First off, this bill was introduced in 2007 and voted on in 2008 - this is not new news. Heres more to the reasoning behind the vote and concept.
It appears that the ban had just as much to do with urban planning as health issues - the goal was to keep South Central L.A. "from being swallowed up by drive-though fast food restaurants."
The urban "food desert," a neighborhood in which residents typically must travel twice as far to reach the closest supermarket or other mainstream grocer as people in better appointed neighborhoods, is not just a problem of social or economic justice; it's about public health as well. Faced with a lengthy trek to stock the kitchen with fresh food, many residents of food deserts instead rely on "fringe" retailers -- convenience stores, liquor stores, gas stations, and drug stores -- to provide basic food items. The result is a serious nutrition gap between those who live in areas of plenty and those who lack access to the basics. And poor nutrition leads to poor health and premature death.
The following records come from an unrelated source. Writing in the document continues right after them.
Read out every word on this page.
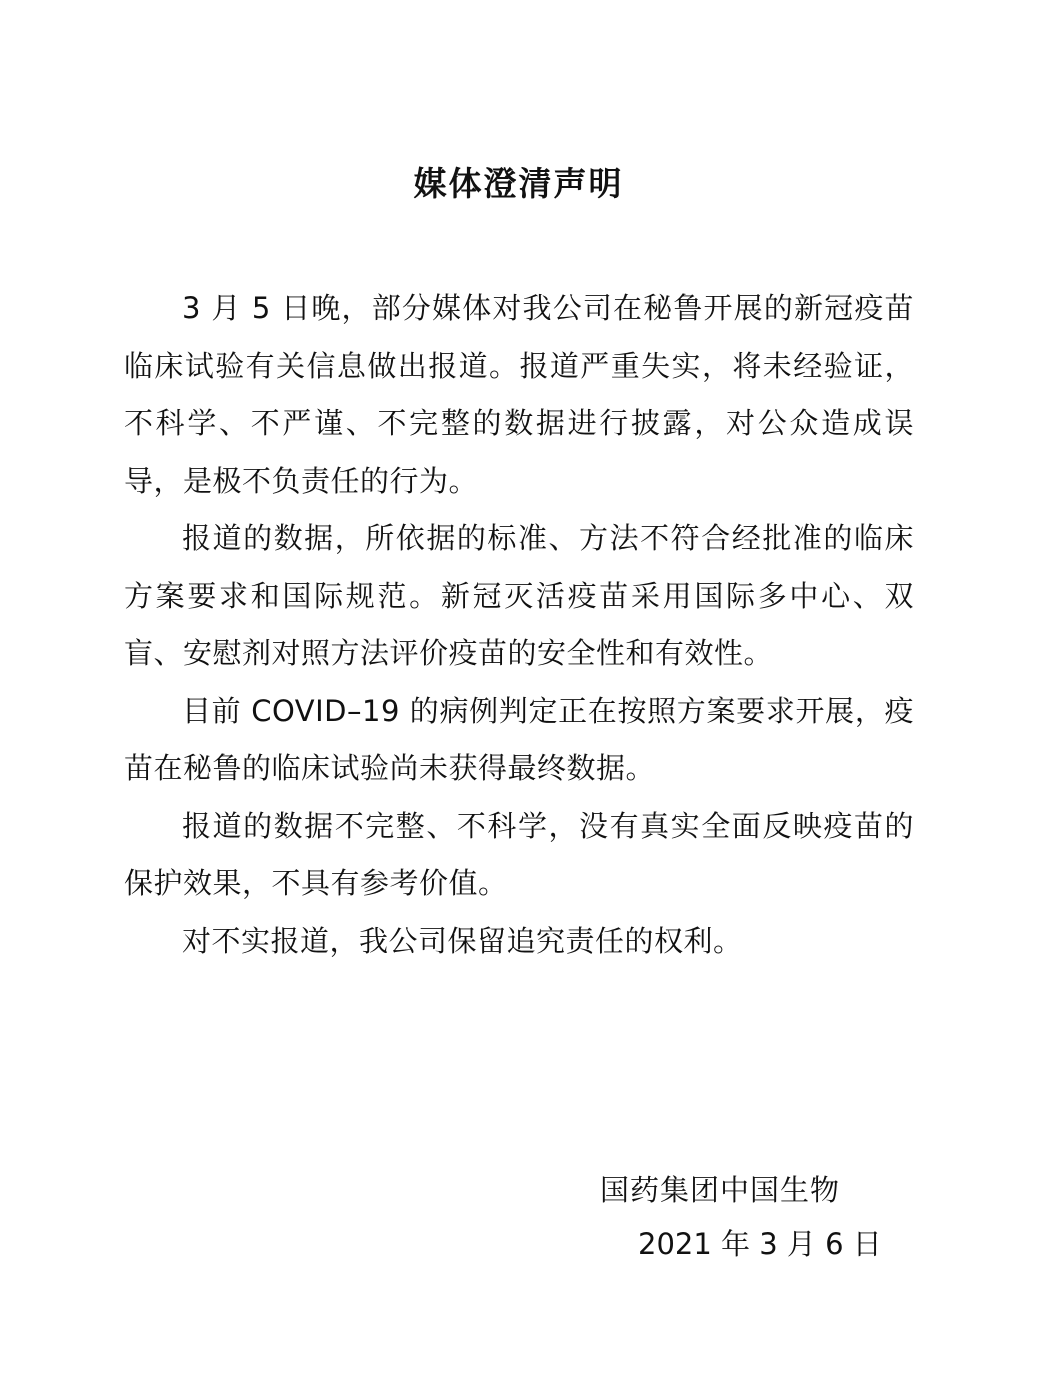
媒体澄清声明

3 月 5 日晚，部分媒体对我公司在秘鲁开展的新冠疫苗临床试验有关信息做出报道。报道严重失实，将未经验证，不科学、不严谨、不完整的数据进行披露，对公众造成误导，是极不负责任的行为。

报道的数据，所依据的标准、方法不符合经批准的临床方案要求和国际规范。新冠灭活疫苗采用国际多中心、双盲、安慰剂对照方法评价疫苗的安全性和有效性。

目前 COVID–19 的病例判定正在按照方案要求开展，疫苗在秘鲁的临床试验尚未获得最终数据。

报道的数据不完整、不科学，没有真实全面反映疫苗的保护效果，不具有参考价值。

对不实报道，我公司保留追究责任的权利。

国药集团中国生物
2021 年 3 月 6 日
In Detroit, Michigan, for example, more than half the city's 1,000-plus food retailers are fringe locations that offer little or nothing in the way of fresh or healthy food. According to a study commissioned by the La Salle Bank (via), more than half a million Detroit residents -- more, that is, than half the city's population -- live without easy access to fresh, affordable food. La Salle's survey found that for every 100 people living in the neighborhoods with the worst access to healthy food, a collective 64 years of life were lost. This higher rates of premature death from diabetes, cardiovascular disease, hypertension, and other diet-related diseases held true even after adjusting for racial and socioeconomic factors.
The problem isn't confined to blighted urban areas. In the Western states, 44 percent of the average county?s population has poor access to grocery stores; in the Midwest, 34 percent; in the South, 24 percent; in the Northeast, just 10 percent. Food deserts are even cropping up in suburbia, as people move onto former farmland and find themselves many miles distant from the makings of a nutritious meal. The impact on suburban residents, however, is often eased by the easy highway access provided to most suburbs, as well as the means to own the car that will get them to the grocery store down the road. Urban and rural food deserts, by contrast, can be similar in having little or no easy access to mass transit, leaving poorer residents -- who may lack the means to own a car -- with fewer options for getting to a market.
One possible way to cut the high rates of disease in food deserts is an outright ban on fast food restaurants, which tend to proliferate in areas where other food options are limited.
But to truly improve public health, such a move needs to be coupled with creating easy access to healthy food (as Susan said). Financial incentives to supermarkets encourage them to move into food deserts, and can also facilitate economic renewal: according to one study, every dollar spent on supermarket construction and operations generates $1.50 in economic activity. Incentives for neighborhood farmers markets -- such as those offered in blighted areas by the Project for Public Spaces -- can help these healthy food purveyors get started in communities where they traditionally have not thrived, and keep going long enough to establish themselves.
Microfarms on underutilized urban land are another option for providing low-cost, nutritious food to urban communities. As we've written before, urbanites around the United States have created incredible farms on small pieces of land. It's a concept Brooklyn resident and urban farmer Manny Howard has taken to its logical extreme by adding poultry and rabbit husbandry to his backyard farm -- revealing both the potential of urban farming and its limitations. In another example linked more firmly to social justice, Detroit Black Community Food Security Network (DBCFSN) operates a two-acre city farm on an abandoned downtown lot.